Мы были молоды, и западная литература привлекала нас изяществом, спокойствием и совершенством рисунка. Холодный и прозрачный Мериме{94} был легче
А может быть, в увлечении нашем западной литературой повинны и дешевые желтенькие книжки «Универсальной библиотеки». Они наводняли тогда книжные магазины. За двадцать копеек можно было прочесть «Монт Ориоль»{95}, «Евгению Гранде»{96}, «Дикую утку»{97} и «Пармский монастырь»{98}. Мы читали все это запоем. Одно время мы особенно увлекались французской поэзией – Верленом{99}, Леконтом де Лиллем и Теофилем Готье{100}. Мы читали их в подлинниках и в переводах. Легкий, временами почти неуловимый, как отдаленный запах, а временами твердый, как металл, французский язык звучал у этих поэтов колдовством.
Эта поэзия привлекала нас не только певучестью и туманным содержанием, похожим на весеннюю дымку, но и тем, что она вызывала представление о самих поэтах, о Париже. Поэзия эта существовала как одна из заманчивых вещей в ряду многих заманчивых вещей, связанных с Парижем. Аспидные крыши, кольцо бульваров, дождь, огни, Пантеон, розовая ночь над Сеной и, наконец, стихи. Так возникал в нашем наивном представлении Париж. Он был немыслим без стихов, как без баррикад и поцелуев.
Но очень скоро я, увлекавшийся французской поэзией, понял, что это – холодный блеск, тогда как рядом сверкают россыпи живой и чистой поэзии русской.
Роняет лес багряный свой убор,Сребрит мороз увянувшее поле...{101}Мы росли, и постепенно могучая и, быть может, величайшая в мире русская литература овладевала нашими сердцами и вытесняла на второй, хотя и почетный, план литературу Запада.
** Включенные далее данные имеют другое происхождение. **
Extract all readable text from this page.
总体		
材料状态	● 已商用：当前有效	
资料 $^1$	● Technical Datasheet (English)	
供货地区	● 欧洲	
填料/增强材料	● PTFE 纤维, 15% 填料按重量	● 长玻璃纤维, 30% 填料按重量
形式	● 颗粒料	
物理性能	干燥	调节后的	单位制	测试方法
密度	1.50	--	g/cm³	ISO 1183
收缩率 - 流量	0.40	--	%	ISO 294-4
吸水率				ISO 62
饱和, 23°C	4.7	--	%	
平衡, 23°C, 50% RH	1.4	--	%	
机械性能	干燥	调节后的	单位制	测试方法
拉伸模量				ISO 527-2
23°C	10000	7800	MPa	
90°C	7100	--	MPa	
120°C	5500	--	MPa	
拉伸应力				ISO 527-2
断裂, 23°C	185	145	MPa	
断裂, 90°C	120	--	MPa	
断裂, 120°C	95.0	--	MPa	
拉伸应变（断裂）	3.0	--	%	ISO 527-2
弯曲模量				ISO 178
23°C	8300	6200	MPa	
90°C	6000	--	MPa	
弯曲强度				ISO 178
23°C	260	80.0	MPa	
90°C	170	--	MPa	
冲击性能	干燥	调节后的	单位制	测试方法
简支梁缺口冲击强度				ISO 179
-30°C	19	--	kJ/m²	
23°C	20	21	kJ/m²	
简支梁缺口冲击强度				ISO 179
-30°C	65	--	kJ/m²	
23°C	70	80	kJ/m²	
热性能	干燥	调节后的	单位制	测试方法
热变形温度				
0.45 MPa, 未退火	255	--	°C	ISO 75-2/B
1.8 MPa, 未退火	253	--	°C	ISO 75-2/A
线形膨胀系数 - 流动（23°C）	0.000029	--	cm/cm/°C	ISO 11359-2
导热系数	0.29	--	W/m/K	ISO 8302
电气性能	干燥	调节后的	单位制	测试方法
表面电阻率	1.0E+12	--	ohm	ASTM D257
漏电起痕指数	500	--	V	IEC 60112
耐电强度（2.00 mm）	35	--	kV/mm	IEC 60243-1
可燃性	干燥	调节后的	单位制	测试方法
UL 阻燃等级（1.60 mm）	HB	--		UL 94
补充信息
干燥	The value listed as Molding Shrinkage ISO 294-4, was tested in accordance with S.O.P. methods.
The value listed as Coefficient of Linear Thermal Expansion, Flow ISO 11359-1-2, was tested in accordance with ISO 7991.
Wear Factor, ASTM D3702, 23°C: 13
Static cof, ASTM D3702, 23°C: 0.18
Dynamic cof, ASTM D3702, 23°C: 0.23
Кроме литературы, мы увлекались еще и живописью.
На мраморной доске в актовом зале гимназии золотыми буквами были написаны имена медалистов и знаменитых людей, окончивших нашу гимназию. В числе этих людей был художник Ге{102}. Этого художника, хотя он и был нашим старшим товарищем, мы все же не признавали за черный тон и нравоучительность его картин. В наше время начиналось запоздалое увлечение импрессионизмом.
Мой товарищ по классу Эмма Шмуклер готовился быть художником. Он учился живописи у киевского импрессиониста Маневича. Мне нравились картины Маневича – местечковые домишки и дворы, написанные жирно, почти малярным мазком.
Я часто бывал в доме у Эммы. Это был, как говорили, артистический дом.
Отец Эммы, широко известный в городе врач-бессребреник, в юности мечтал стать оперным актером. Почему-то это не удалось ему. Но все же страсть к опере преобладала у доктора Шмуклера над всем.